Examples of recurring monthly expenses may include groceries, child care expenses, insurance, clothing and personal care, property taxes, corporation and condominium fees, recreation and entertainment expenses , transportation, utilities, internet and mobile bills, streaming services, and higher education and training costs. . To do this, uploading your most recent bank and credit card statements is a great place to start. From there, you can identify your regular expenses to get a complete picture of your expenses each month.

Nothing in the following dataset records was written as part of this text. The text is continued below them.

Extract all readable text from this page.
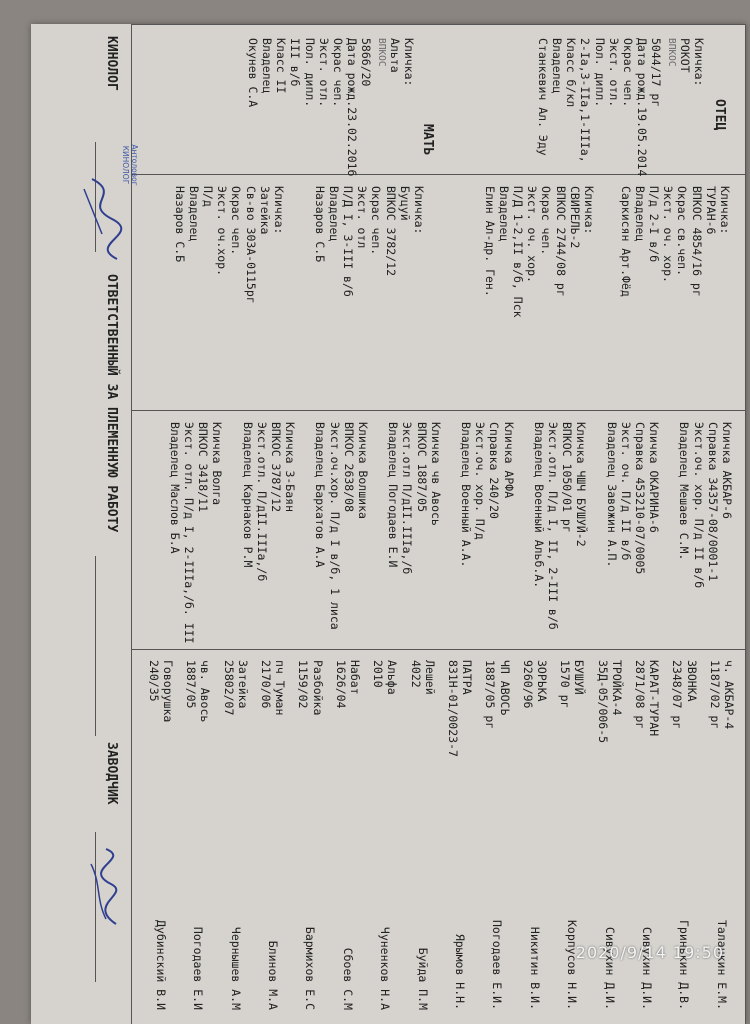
ОТЕЦ
Кличка:
РОКОТ
ВПКОС
5044/17 рг
Дата рожд.19.05.2014
Окрас чеп.
Экст. отл.
Пол. дипл.
2-Iа,3-IIа,1-IIIа,
Класс б/кл
Владелец
Станкевич Ал. Эду
МАТЬ
Кличка:
Альта
ВПКОС
5866/20
Дата рожд.23.02.2016
Окрас чеп.
Экст. отл.
Пол. дипл.
III в/б
Класс II
Владелец
Окунев С.А
Кличка:
ТУРАН-6
ВПКОС 4854/16 рг
Окрас св.чеп.
Экст. оч. хор.
П/д 2-I в/б
Владелец
Саркисян Арт.Фёд
Кличка:
СВИРЕЛЬ-2
ВПКОС 2744/08 рг
Окрас чеп.
Экст. оч. хор.
П/Д 1-2,II в/б, Пск
Владелец
Елин Ал-др. Ген.
Кличка:
Буцуй
ВПКОС 3782/12
Окрас чеп.
Экст. отл
П/Д I, 3-III в/б
Владелец
Назаров С.Б
Кличка:
Затейка
Св-во 303А-0115рг
Окрас чеп.
Экст. оч.хор.
П/д
Владелец
Назаров С.Б
Кличка АКБАР-6
Справка 34357-08/0001-1
Экст.оч. хор. П/д II в/б
Владелец Мешаев С.М.
Кличка ОКАРИНА-6
Справка 453210-07/0005
Экст. оч. П/д II в/б
Владелец Завожин А.П.
Кличка ЧШЧ БУШУЙ-2
ВПКОС 1050/01 рг
Экст.отл. П/д I, II, 2-III в/б
Владелец Военный Альб.А.
Кличка АРФА
Справка 240/20
Экст.оч. хор. П/д
Владелец Военный А.А.
Кличка чв Авось
ВПКОС 1887/05
Экст.отл П/дII.IIIа,/б
Владелец Погодаев Е.И
Кличка Волшика
ВПКОС 2638/08
Экст.оч.хор. П/д I в/б, 1 лиса
Владелец Бархатов А.А
Кличка З-Баян
ВПКОС 3787/12
Экст.отл. П/дII.IIIа,/б
Владелец Карнаков Р.М
Кличка Волга
ВПКОС 3418/11
Экст. отл. П/д I, 2-IIIа,/б. III
Владелец Маслов Б.А
ч. АКБАР-4
1187/02 рг
Таланкин Е.М.
ЗВОНКА
2348/07 рг
Гринькин Д.В.
КАРАТ-ТУРАН
2871/08 рг
Сивухин Д.И.
ТРОЙКА-4
35Д-05/006-5
Сивухин Д.И.
БУШУЙ
1570 рг
Корпусов Н.И.
ЗОРЬКА
9260/96
Никитин В.И.
ЧП АВОСЬ
1887/05 рг
Погодаев Е.И.
ПАТРА
831Н-01/0023-7
Ярымов Н.Н.
Лешей
4022
Буйда П.М
Альфа
2010
Чуненков Н.А
Набат
1626/04
Сбоев С.М
Разбойка
1159/02
Бармихов Е.С
пч Туман
2170/06
Блинов М.А
Затейка
25802/07
Чернышев А.М
чв. Авось
1887/05
Погодаев Е.И
Говорушка
240/35
Дубинский В.И
КИНОЛОГ
ОТВЕТСТВЕННЫЙ ЗА ПЛЕМЕННУЮ РАБОТУ
ЗАВОДЧИК
Антоловог
КИНОЛОГ
2020/9/14 19:50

If you are a current tenant, you will also need to provide your current tenancy agreement with the address, tenant names and rental amount, as well as a rental record, a letter from your agent or property manager and a statement bank showing your payment cycles.
Other examples of your expenses may include child support and spousal support.
You may also consider getting conditional approval to help you feel more confident as you explore the market and seek to bid or bid at an auction, before your formal home loan application is completed. be approved. However, this amount may differ slightly from the final loan amount. Conditional approval is usually valid for 90 days and can be renewed if you need more time – but check with your bank.
Once you have obtained conditional approval, secured your property and provided the sales agreement, you will be on your way to receiving your mortgage agreement which officially gives you the funds to purchase your property.
If you have any questions along the way, with Westpac every online candidate has access to a dedicated home finance manager to help you. guide you through the process.
This information is general in nature and has been prepared without taking into account your objectives, needs and overall financial situation. For this reason, you should evaluate the suitability of the information for your own situation and, if necessary, seek the advice of an appropriate professional.